For non-encoding and encoding, then, Jill Price's hyperthemesis makes her less different with respect to reasons-responsiveness than we might at first assume, except perhaps that she is under more obligation to get it right the first time since reconstruction of memory is less of an option for her. We have already seen several rules on what ought to be encoded and stored. Jill's case is sufficiently idiosyncratic that it does not allow us to derive new rules, but it does reinforce the profound importance of what people attend to—"a way of seeing is a way of not seeing"—with respect to encoding, and illustrate the importance of degree of concern in determining praiseworthiness.
Conclusion
We have seen seven generalizable rules for individual memory so far. All are potentially defeasible by their very nature, and many can be fulfilled as much by proxy mechanisms as by utilizing deliberate cognitive interventions in an agent's own brain's capacity for memory.
Rule #1: We ought to encode events and occasions that matter to others who can be harmed by our forgetting.
Rule #2: We ought to recall them in time to decide whether and how to act.
Rule #3: We ought not to deliberately construct memories or store memory proxies so as to do harm to others, nor induce others to do the same.
Rule #4: We ought not to rehearse past hurts in ways that leads us to hold grudges.
Rule #5: We ought to avoid negative bias in memory that harms us and those around us by deliberately encoding, recalling, and rehearsing positive events or aspects of our lives and those with whom we interact, in order to construct less harmful memories.
Rule #6: We ought to remember our own past wrong actions in order to avoid causing further harm.
Rule #7: If you know yourself to have memory failures that give you serious difficulty with engaging in morally desirable memory behaviors, you ought to either avoid putting yourself in situations where this will do harm or take proxy measures to compensate for your memory failures.

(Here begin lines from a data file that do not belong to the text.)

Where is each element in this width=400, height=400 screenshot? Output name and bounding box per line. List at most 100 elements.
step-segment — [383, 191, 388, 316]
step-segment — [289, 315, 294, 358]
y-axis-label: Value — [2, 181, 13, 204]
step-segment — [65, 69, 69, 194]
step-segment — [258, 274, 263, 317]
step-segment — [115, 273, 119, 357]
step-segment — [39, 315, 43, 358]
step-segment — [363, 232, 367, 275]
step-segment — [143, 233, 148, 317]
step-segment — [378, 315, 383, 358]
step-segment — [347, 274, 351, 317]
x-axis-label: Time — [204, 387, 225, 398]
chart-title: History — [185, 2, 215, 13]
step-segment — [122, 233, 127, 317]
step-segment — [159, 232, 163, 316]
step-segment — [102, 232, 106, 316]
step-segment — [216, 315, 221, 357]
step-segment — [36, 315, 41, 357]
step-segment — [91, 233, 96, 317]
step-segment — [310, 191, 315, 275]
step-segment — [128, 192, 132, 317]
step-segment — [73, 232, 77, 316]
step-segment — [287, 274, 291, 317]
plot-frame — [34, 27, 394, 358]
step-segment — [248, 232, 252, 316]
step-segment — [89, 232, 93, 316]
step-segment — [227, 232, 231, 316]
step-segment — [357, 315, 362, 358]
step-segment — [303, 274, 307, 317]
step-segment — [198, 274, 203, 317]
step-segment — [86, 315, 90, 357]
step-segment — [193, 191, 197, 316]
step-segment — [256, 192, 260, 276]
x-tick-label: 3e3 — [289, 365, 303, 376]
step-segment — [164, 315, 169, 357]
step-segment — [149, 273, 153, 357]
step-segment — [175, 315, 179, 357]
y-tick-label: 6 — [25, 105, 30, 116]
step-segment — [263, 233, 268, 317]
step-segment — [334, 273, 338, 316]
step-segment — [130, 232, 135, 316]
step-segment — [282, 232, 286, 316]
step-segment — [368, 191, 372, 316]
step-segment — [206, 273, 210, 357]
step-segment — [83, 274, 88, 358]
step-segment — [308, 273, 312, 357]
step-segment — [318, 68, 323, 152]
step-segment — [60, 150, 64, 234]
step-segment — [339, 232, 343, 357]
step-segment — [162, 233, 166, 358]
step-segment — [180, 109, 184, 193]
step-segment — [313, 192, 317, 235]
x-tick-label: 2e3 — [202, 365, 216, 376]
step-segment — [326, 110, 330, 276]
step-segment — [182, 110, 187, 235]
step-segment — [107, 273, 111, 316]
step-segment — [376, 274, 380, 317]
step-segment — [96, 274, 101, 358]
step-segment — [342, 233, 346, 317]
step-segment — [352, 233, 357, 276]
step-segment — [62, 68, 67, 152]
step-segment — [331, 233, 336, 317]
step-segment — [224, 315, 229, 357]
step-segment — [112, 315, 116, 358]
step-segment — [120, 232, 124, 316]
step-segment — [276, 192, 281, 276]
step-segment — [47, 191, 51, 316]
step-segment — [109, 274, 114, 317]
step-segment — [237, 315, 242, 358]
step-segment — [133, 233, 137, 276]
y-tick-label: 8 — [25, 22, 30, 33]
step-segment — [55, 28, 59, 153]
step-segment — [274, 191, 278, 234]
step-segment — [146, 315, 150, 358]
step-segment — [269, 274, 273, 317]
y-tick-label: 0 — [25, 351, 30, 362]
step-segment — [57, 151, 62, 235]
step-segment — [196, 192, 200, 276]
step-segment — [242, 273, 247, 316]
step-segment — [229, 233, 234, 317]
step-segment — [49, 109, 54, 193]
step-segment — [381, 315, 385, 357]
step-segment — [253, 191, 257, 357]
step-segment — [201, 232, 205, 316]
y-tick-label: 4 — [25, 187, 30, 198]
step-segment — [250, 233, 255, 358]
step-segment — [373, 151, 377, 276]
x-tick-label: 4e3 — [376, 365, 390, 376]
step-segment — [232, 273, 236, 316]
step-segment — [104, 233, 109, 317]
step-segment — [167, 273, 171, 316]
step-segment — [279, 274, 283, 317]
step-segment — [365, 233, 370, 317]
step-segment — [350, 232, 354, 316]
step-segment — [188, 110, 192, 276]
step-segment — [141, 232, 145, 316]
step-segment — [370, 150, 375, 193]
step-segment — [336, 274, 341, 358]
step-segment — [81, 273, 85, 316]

In laying out these rules and discussing their application and defeasibility, I have presented a way of determining moral praiseworthiness and blameworthiness for individual memory behaviors. It may prove useful also in considering the role of individual agents in the formation of collective memory. Perhaps the discussion herein can even be of use to those assessing the ethics of biotechnological memory manipulation: to what degree does this make us more, or less, able to respond to right-making reasons with appropriate moral concern?
Most of all, I intend that this work provide not only philosophers but moral agents more generally with useful tools for an ethics of memory. Too often, we unreflectively dispense blame and praise for memory behaviors. By such means as these may we all remember and forget rightly, and not for ill.